Thérèse walked back towards the house. The tenants greeted her from a distance, though the children stared at her and said nothing. It was that hour of the evening when the sheep stand scattered under the oak trees, and then rush together into a huddled mass when they hear the shepherd’s cry. Her Aunt was looking out for her on the doorstep, and, as deaf people will, talked incessantly, so as to prevent Thérèse saying anything to her. What was this despair in her heart? She did not want to read; she did not want to do anything, and wandered out of doors once more....

“Don’t go far away,” said the Aunt; “dinner will soon be ready.”

She went back to the edge of the road, there was not a soul in sight, as far as the eye could reach. Some one rang the bell for her at the kitchen door. Perhaps the lamp would have to be lit that evening, she thought. Indeed, this rather haggard-looking girl felt she was living in as deep a silence as her deaf companion, who sat motionless with her hands crossed before her on the table-cloth.


But what would Bernard make of this vague world, Bernard who belonged to the blind and ruthless race of men who know their own minds? As soon as she began, Thérèse thought, he would break in with: “Well, why did you marry me, then? I wasn’t running after you.” It was certainly true that he had shown no signs of impatience. Thérèse remembered that Bernard’s mother, Madame Victor de la Trave, used to unburden herself to the casual visitor somewhat as follows:

“He was quite ready to wait, but she would have him. No, she’s not quite all we could wish, I’m sorry to say: for instance, she smokes far too much,—just a pose, of course. But she’s a good girl and absolutely straightforward: and we shall soon put a few wholesome ideas into her head. Of course, there are disadvantages about the marriage. Yes, her grandmother Bellade,—I know all about it, but that’s all forgotten now, isn’t it? Indeed it wasn’t really a scandal, it was so carefully hushed up. Do you believe in heredity? The father has no religion, of course, but he has always set her an excellent example: a saint in a tweed suit, so it seems. Besides, he’s a most influential person and one needs all the help one can get in these days. There’s always something one has to ignore. And—strange as it may seem—she is richer than we are! And she worships Bernard, which is all to the good.”

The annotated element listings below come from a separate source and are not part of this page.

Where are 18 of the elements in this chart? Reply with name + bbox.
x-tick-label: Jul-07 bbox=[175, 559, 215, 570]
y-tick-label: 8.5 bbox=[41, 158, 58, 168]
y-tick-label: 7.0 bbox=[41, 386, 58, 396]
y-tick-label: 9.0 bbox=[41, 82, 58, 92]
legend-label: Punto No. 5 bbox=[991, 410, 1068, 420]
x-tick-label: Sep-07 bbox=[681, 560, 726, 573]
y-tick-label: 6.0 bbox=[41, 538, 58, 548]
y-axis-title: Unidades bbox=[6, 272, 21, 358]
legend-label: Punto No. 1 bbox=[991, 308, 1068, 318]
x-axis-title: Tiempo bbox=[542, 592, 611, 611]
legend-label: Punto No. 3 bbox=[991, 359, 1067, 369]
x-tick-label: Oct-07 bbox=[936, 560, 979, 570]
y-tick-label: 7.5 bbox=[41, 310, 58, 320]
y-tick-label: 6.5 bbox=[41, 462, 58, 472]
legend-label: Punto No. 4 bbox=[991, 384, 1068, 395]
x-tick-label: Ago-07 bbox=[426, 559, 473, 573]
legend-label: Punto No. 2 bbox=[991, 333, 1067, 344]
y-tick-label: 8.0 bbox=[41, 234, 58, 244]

It was true,—she had worshipped Bernard: no attitude called for less effort on her part. As they sat in the drawing-room at Argelouse, or lay under the oak trees, she had only to look up at him with eyes that she knew so well how to fill with amorous innocence. Such a victim at his feet flattered the young gentleman but did not surprise him. “Don’t play with her,” his mother would say to him, “she’s eating her heart out.”

“I married him because....”

Thérèse, with bent brows and her hand over her eyes, tried to remember. There was the childish joy of becoming Anne’s sister-in-law. But it was Anne who was especially delighted with the idea: such a bond meant little to Thérèse. There was indeed another motive,—and why should she blush for it? She was far from indifferent to Bernard’s five thousand acres. It was always said of her that “property was in her blood.” At the end of interminable dinners, when the liqueurs were put on the table, Thérèse often stayed behind with the men, absorbed in their talk about tenants, pit props, resin and turpentine. Valuations and estimates roused her to enthusiasm. The lordship over so vast a stretch of forest had certainly dazzled her. Besides, she thought, he, too, had fallen in love with her pines. But perhaps Thérèse had been influenced by a deeper feeling which she now tried to bring to light: in this marriage she had possibly looked less for power and possessions than safety. Surely it was something like panic that had hurried her into it. She had shown the practical instincts of a housewife from her earliest childhood, and she was impatient to occupy her proper place in life and society, once and for all. She wanted to be protected against she knew not what. She had never seemed so sensible as at the time of her betrothal: she was becoming part of the family unit, part of the social scheme: she was entering an Order. She was flying for safety.